Suspiró hondo y me dio un abrazo fuerte.
—¿Adónde vas? —preguntó con tristeza. Se me encogió el corazón.
—No puedo decírtelo —dije, evitando su mirada.
—¿Volveré a verte?
—No lo sé, Silas.
El silencio que siguió fue muy incómodo. Quería que dijera algo, lo que fuera.
—Por favor, di algo —supliqué.
—Sigo pensando que no deberías irte, pero si es lo que quieres, no te detendré. Solo ten cuidado y no te preocupes por papá y Sarah.
»Estoy preocupado, Scar. ¿Y si te encuentra? Nunca me lo perdonaré si te hace daño.

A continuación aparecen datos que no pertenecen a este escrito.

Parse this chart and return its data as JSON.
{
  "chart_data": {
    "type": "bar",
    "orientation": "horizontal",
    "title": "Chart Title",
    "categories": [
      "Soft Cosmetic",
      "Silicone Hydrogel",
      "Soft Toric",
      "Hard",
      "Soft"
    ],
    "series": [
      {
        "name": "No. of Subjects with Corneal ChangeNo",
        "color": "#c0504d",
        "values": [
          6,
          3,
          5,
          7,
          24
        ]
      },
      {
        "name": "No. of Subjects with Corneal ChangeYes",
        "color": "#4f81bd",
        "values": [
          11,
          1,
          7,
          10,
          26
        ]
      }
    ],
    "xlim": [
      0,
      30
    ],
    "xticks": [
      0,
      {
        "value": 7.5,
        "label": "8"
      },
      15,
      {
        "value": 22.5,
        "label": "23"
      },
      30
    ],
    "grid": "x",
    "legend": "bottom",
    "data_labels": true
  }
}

Sé que cuando te empeñas en algo no hay quien te haga cambiar de opinión, pero no te olvides de mantenerte en contacto.
Le di una sonrisa triste y asentí.
Éramos más unidos entre nosotros que con Sarah, pero ahora tenía que dejarlos a todos antes de perderlos para siempre.
—Deberíamos irnos —dijo, mirando el reloj de la pared.
—No creo que Sarah me quiera allí, Silas. Me odia y no quiero estropearle el día de su boda.
»Debería haberme ido la semana pasada, justo después de cumplir los veintiuno —dije.
—Ella no sabe que te vas. Cuando se entere, ya te habrás ido para siempre. Se arrepentirá de no haberte visto en su boda, y no quiero eso —explicó.
Asentí, aún sin estar muy convencida.